In the original model, a disability (especially a chronic and fatigue-inducing one - the original example was Lupus) is like having a limited budget of spoons per day, and each activity you do costs a number of spoons. Extra spoons do not carry over to the next day, and going over your spoon budget has bad effects including reducing your spoon budget in the future (the more you overspend, the worse the effects). Managing such a disability means carefully budgeting with your spoons (which costs extra spoons to do).

What if everyone had a spoon budget, but a normal working day costs around 100 spoons, and a non-disabled person's daily budget is 120 or something - the spoon fairy supplies their budget like everyone else, but they don't notice because they don't have to actively budget with their spoons. A mild disability might put you around the 90s and a more severe impairment is trying to survive on 50 a day or so?

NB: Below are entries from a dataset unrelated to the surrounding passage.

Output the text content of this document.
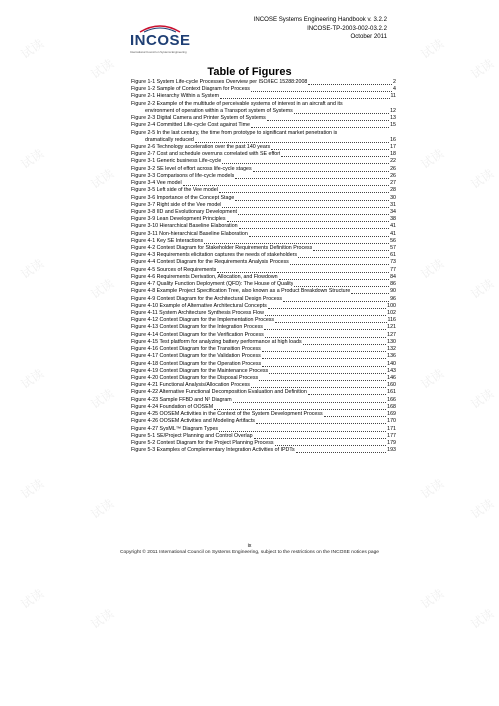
试读
试读
试读
试读
试读
试读
试读
试读
试读
试读
试读
试读
试读
试读
试读
试读
试读
试读
试读
试读
试读
试读
试读
试读
INCOSE
International Council on Systems Engineering
INCOSE Systems Engineering Handbook v. 3.2.2
INCOSE-TP-2003-002-03.2.2
October 2011
Table of Figures
Figure 1-1 System Life-cycle Processes Overview per ISO/IEC 15288:2008	2
Figure 1-2 Sample of Context Diagram for Process	4
Figure 2-1 Hierarchy Within a System	11
Figure 2-2 Example of the multitude of perceivable systems of interest in an aircraft and its
environment of operation within a Transport system of Systems	12
Figure 2-3 Digital Camera and Printer System of Systems	13
Figure 2-4 Committed Life-cycle Cost against Time	15
Figure 2-5 In the last century, the time from prototype to significant market penetration is
dramatically reduced	16
Figure 2-6 Technology acceleration over the past 140 years	17
Figure 2-7 Cost and schedule overruns correlated with SE effort	18
Figure 3-1 Generic business Life-cycle	22
Figure 3-2 SE level of effort across life-cycle stages	26
Figure 3-3 Comparisons of life-cycle models	26
Figure 3-4 Vee model	27
Figure 3-5 Left side of the Vee model	28
Figure 3-6 Importance of the Concept Stage	30
Figure 3-7 Right side of the Vee model	31
Figure 3-8 IID and Evolutionary Development	34
Figure 3-9 Lean Development Principles	38
Figure 3-10 Hierarchical Baseline Elaboration	41
Figure 3-11 Non-hierarchical Baseline Elaboration	41
Figure 4-1 Key SE Interactions	56
Figure 4-2 Context Diagram for Stakeholder Requirements Definition Process	57
Figure 4-3 Requirements elicitation captures the needs of stakeholders	61
Figure 4-4 Context Diagram for the Requirements Analysis Process	73
Figure 4-5 Sources of Requirements	77
Figure 4-6 Requirements Derivation, Allocation, and Flowdown	84
Figure 4-7 Quality Function Deployment (QFD): The House of Quality	86
Figure 4-8 Example Project Specification Tree, also known as a Product Breakdown Structure	90
Figure 4-9 Context Diagram for the Architectural Design Process	96
Figure 4-10 Example of Alternative Architectural Concepts	100
Figure 4-11 System Architecture Synthesis Process Flow	102
Figure 4-12 Context Diagram for the Implementation Process	116
Figure 4-13 Context Diagram for the Integration Process	121
Figure 4-14 Context Diagram for the Verification Process	127
Figure 4-15 Test platform for analyzing battery performance at high loads	130
Figure 4-16 Context Diagram for the Transition Process	132
Figure 4-17 Context Diagram for the Validation Process	136
Figure 4-18 Context Diagram for the Operation Process	140
Figure 4-19 Context Diagram for the Maintenance Process	143
Figure 4-20 Context Diagram for the Disposal Process	146
Figure 4-21 Functional Analysis/Allocation Process	160
Figure 4-22 Alternative Functional Decomposition Evaluation and Definition	161
Figure 4-23 Sample FFBD and N² Diagram	166
Figure 4-24 Foundation of OOSEM	168
Figure 4-25 OOSEM Activities in the Context of the System Development Process	169
Figure 4-26 OOSEM Activities and Modeling Artifacts	170
Figure 4-27 SysML™ Diagram Types	171
Figure 5-1 SE/Project Planning and Control Overlap	177
Figure 5-2 Context Diagram for the Project Planning Process	179
Figure 5-3 Examples of Complementary Integration Activities of IPDTs	193
ix
Copyright © 2011 International Council on Systems Engineering, subject to the restrictions on the INCOSE notices page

In this model, what if the effect of long covid is something like -5 spoons/day? The person who used to get 120 and spend 100 is now on 115 / 100 and barely notices except on the most stressful days (excess spoons get discarded at the end of the day after all so you don't see something like less compound interest in your spoon account). But the person whose average day used to cost 100 against a budget of 100 - maybe their comorbidities are what's causing the reduced spoon budget in the first place - will absolutely notice the missing 5! And the person who's already actively budgeting their previous 80 spoons/day allowance will absolutely have to adapt to getting 5 more deducted.

In summary: there's a possible model where long covid is not psychosomatic, but still affects people with comorbidities that put them closer to their coping limits in the first place worse than healthier people who have enough slack to deal with the extra effects.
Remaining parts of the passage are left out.